Beides gilt für die Taufe insgesamt. Nie ist es nur der Mensch, der handelt – auch Gott handelt. An vielen Stellen des Neuen Testamtents wird genau dieses Handeln Gottes im Zusammenhang mit der Taufe betont (s.o). In einem etwas einfachen Vergleich könnte man sagen: Gott und der Mensch reichen sich in der Taufe die Hand.
Von hier ausgehend liegt der zweite Unterschied in der zeitlichen Ordnung des Prozesses, wie ein Mensch zum Glauben kommt. Glaube und Taufe gehören zusammen, sagen wir als Baptisten. Glaube und Taufe gehören aber auch für unsere Geschwister in den anderen Kirchen zusammen. Auch sie würden sich missverstanden fühlen, wenn man behauptete, sie seien anderer Meinung. Sie ordnen den Prozess anders – zusammen gehört es trotzdem. Das Element der Konfirmation erfüllt dort denselben Zweck, wie bei uns das Glaubensbekenntnis bei der Taufe – der gläubige Mensch stellt sich zu dem Handeln Gottes, das in der Taufe an ihm geschehen ist. Man könnte es wie folgt darstellen:
Baptisten:
Lehre –> Glaube und Bekenntnis –> Taufe
andere Kirchen:
Taufe –> Lehre und Unterricht –> Glaube
Für beide Verständnisse ist unabdingbar, dass Glaube und Taufe im christlichen Leben zusammengehören.
All das zu sehen, gelingt allerdings nur, wenn man sich nicht Situationen im kirchlichen Leben anschaut, wo es offensichtlich nicht richtig läuft, sondern wenn man sich darauf einlässt, die „Bestgestalt“ (dieses Wort hatte tatsächlich nicht nur einen kulinarischen Sinn) der jeweils anderen Kirche wahrzunehmen. Der typische Abgrenzungsreflex auf allen Seiten ist allerdings immer darauf bedacht, die Differenz zwischen mir und anderen möglichst groß erscheinen zu lassen und deswegen gerade nicht die Bestgestalt bei den jeweils anderen wahrzunehmen.

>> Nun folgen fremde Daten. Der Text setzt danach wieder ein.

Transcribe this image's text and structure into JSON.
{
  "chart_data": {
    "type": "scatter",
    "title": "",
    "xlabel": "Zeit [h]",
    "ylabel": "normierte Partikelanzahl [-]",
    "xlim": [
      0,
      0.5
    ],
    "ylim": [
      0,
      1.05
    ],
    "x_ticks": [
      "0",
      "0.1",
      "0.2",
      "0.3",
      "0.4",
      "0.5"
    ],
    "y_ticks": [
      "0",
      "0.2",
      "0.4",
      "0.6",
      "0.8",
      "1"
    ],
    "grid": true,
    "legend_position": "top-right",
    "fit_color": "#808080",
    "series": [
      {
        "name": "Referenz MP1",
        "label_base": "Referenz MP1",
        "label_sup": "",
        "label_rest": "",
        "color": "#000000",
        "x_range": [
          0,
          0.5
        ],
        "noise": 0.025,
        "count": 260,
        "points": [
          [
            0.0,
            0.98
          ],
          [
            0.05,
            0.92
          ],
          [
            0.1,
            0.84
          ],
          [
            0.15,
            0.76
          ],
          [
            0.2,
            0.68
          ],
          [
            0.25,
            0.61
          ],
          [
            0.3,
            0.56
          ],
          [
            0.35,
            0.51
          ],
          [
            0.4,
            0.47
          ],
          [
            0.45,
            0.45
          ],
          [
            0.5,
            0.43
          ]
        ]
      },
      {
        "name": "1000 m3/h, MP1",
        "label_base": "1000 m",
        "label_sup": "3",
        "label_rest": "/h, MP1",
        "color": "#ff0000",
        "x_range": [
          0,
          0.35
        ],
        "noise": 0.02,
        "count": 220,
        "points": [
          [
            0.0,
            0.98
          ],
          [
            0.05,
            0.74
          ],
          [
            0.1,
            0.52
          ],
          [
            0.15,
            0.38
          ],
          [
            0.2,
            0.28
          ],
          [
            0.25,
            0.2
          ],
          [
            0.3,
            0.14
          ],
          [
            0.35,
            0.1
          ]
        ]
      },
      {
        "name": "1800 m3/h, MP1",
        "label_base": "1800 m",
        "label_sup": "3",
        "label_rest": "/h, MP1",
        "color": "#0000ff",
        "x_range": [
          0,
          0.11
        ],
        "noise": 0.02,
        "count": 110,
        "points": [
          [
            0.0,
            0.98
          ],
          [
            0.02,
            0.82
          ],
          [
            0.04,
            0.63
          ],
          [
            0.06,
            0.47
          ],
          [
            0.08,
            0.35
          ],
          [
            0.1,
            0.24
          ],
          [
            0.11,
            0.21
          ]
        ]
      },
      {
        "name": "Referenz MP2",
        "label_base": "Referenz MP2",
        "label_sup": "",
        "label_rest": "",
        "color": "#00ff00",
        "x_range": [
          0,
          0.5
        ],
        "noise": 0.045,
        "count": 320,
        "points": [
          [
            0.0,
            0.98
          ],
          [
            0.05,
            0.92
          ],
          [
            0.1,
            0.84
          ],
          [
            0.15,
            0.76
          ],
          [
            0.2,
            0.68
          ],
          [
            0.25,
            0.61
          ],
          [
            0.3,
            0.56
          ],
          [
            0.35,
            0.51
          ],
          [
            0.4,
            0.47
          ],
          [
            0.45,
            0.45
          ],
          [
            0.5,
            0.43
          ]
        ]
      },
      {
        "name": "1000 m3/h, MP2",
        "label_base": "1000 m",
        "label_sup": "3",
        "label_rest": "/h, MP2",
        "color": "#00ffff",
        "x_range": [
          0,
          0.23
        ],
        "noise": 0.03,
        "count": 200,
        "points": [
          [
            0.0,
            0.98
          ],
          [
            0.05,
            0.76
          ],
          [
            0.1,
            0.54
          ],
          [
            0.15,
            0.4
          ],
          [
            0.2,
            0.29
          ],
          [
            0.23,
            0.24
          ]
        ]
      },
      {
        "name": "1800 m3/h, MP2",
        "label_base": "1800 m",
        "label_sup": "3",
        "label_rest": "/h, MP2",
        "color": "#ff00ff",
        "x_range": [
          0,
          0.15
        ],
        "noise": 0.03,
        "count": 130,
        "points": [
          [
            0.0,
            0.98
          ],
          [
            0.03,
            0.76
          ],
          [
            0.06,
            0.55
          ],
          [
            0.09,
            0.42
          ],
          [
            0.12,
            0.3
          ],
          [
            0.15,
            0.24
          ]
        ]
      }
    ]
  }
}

Im ökumenischen Miteinander ist es heilsam, wenn man sich dazu erzieht, die „Bestgestalt“ der anderen Kirchen wahrzunehmen und nicht die negativen Situationen zum Maßstab nimmt. Wichtig dabei ist, dass man auch den anderen Kirchen zutraut, dass sie ihre Erkenntnis in Verantwortung vor Gott gewonnen haben und umsetzen.

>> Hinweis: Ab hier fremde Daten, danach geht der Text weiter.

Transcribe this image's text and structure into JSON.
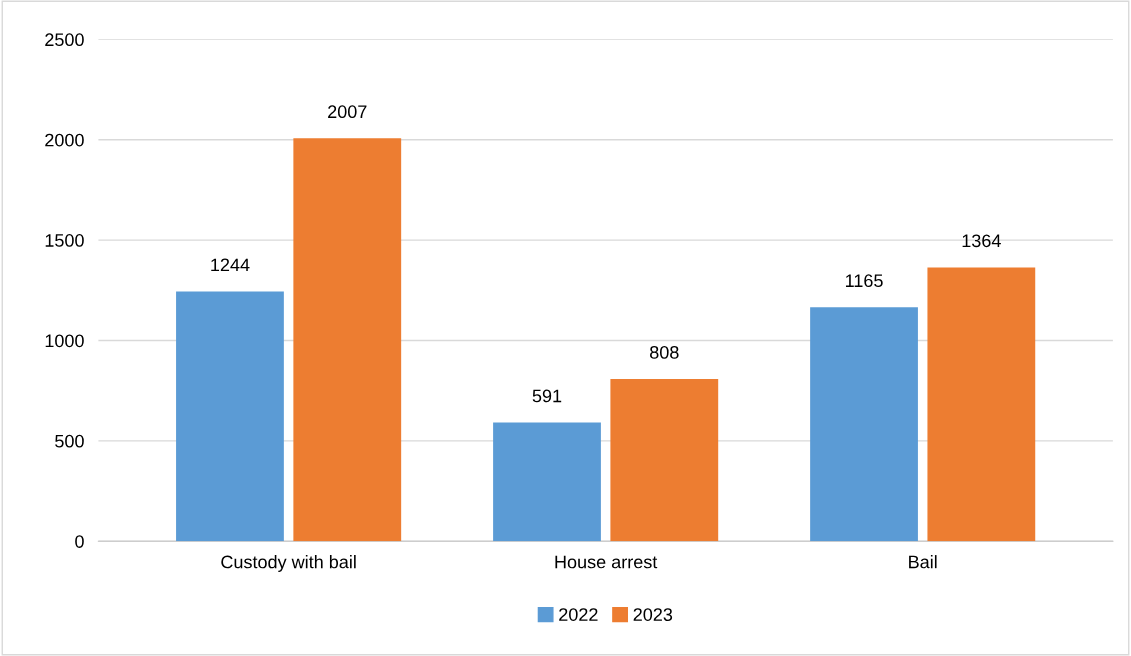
{
  "chart_data": {
    "type": "bar",
    "categories": [
      "Custody with bail",
      "House arrest",
      "Bail"
    ],
    "series": [
      {
        "name": "2022",
        "color": "#5b9bd5",
        "values": [
          1244,
          591,
          1165
        ]
      },
      {
        "name": "2023",
        "color": "#ed7d31",
        "values": [
          2007,
          808,
          1364
        ]
      }
    ],
    "ylim": [
      0,
      2500
    ],
    "yticks": [
      0,
      500,
      1000,
      1500,
      2000,
      2500
    ],
    "grid": "y",
    "legend": "bottom",
    "data_labels": true
  }
}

Von hier aus stellt sich die Frage nach unserem Umgang mit der Taufpraxis anderer Kirchen unseres Erachtens noch einmal neu.

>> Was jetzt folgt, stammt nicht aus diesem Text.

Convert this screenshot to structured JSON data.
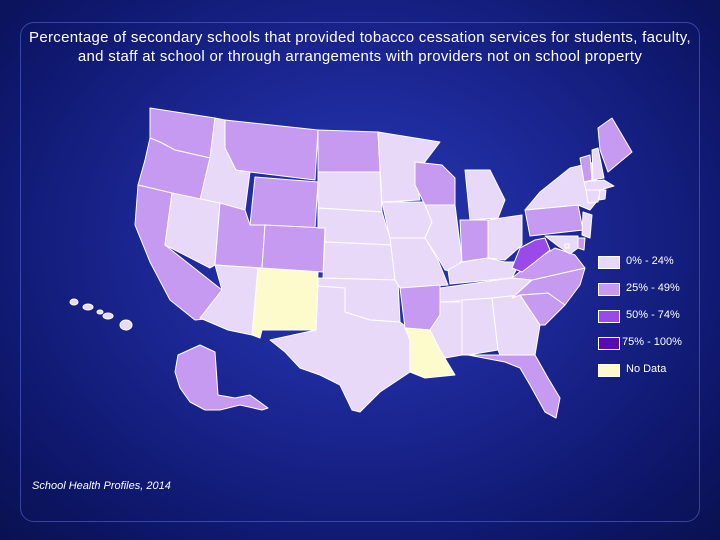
{
  "title": "Percentage of secondary schools that provided tobacco cessation services for students, faculty, and staff at school or through arrangements with providers not on school property",
  "source": "School Health Profiles, 2014",
  "colors": {
    "bin_0_24": "#e8d9f8",
    "bin_25_49": "#c69af0",
    "bin_50_74": "#9a4ae8",
    "bin_75_100": "#5a0ab0",
    "no_data": "#fdfacc",
    "border": "#ffffff"
  },
  "legend": [
    {
      "label": "0% - 24%",
      "color": "#e8d9f8"
    },
    {
      "label": "25% - 49%",
      "color": "#c69af0"
    },
    {
      "label": "50% - 74%",
      "color": "#9a4ae8"
    },
    {
      "label": "75% - 100%",
      "color": "#5a0ab0"
    },
    {
      "label": "No Data",
      "color": "#fdfacc"
    }
  ],
  "states": {
    "WA": "25-49",
    "OR": "25-49",
    "CA": "25-49",
    "ID": "0-24",
    "NV": "0-24",
    "MT": "25-49",
    "WY": "25-49",
    "UT": "25-49",
    "CO": "25-49",
    "AZ": "0-24",
    "NM": "No Data",
    "ND": "25-49",
    "SD": "0-24",
    "NE": "0-24",
    "KS": "0-24",
    "OK": "0-24",
    "TX": "0-24",
    "MN": "0-24",
    "IA": "0-24",
    "MO": "0-24",
    "AR": "25-49",
    "LA": "No Data",
    "WI": "25-49",
    "IL": "0-24",
    "MI": "0-24",
    "IN": "25-49",
    "OH": "0-24",
    "KY": "0-24",
    "TN": "0-24",
    "MS": "0-24",
    "AL": "0-24",
    "GA": "0-24",
    "FL": "25-49",
    "SC": "25-49",
    "NC": "25-49",
    "VA": "25-49",
    "WV": "50-74",
    "PA": "25-49",
    "NY": "0-24",
    "VT": "25-49",
    "NH": "0-24",
    "ME": "25-49",
    "MA": "0-24",
    "RI": "0-24",
    "CT": "0-24",
    "NJ": "0-24",
    "DE": "25-49",
    "MD": "0-24",
    "DC": "0-24",
    "AK": "25-49",
    "HI": "0-24"
  }
}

Liebe Geschwister, Ihr seht, dass uns dieses Thema sehr ausführlich beschäftigt hat. Wir würden gern mit Euch im nächsten Jahr neu darüber ins Gespräch kommen, Perspektiven austauschen und dazulernen, wo es notwendig ist. Als Gemeindeleitung haben wir an diesem Wochenende jedenfalls viel dazugelernt.
Wer weitere Literatur für das eigene Studium haben möchte, kann sich gern an Simon Werner wenden.
Neben dem Kochen und unserem Hauptthema „Taufe und Mitgliedschaft“ haben wir außerdem noch eine reguläre Gemeindeleitungssitzung gehabt und am Sonntag selbstverständlich einen Gottesdienst miteinander gefeiert. All das war eingebunden in fröhliches Singen und Beten.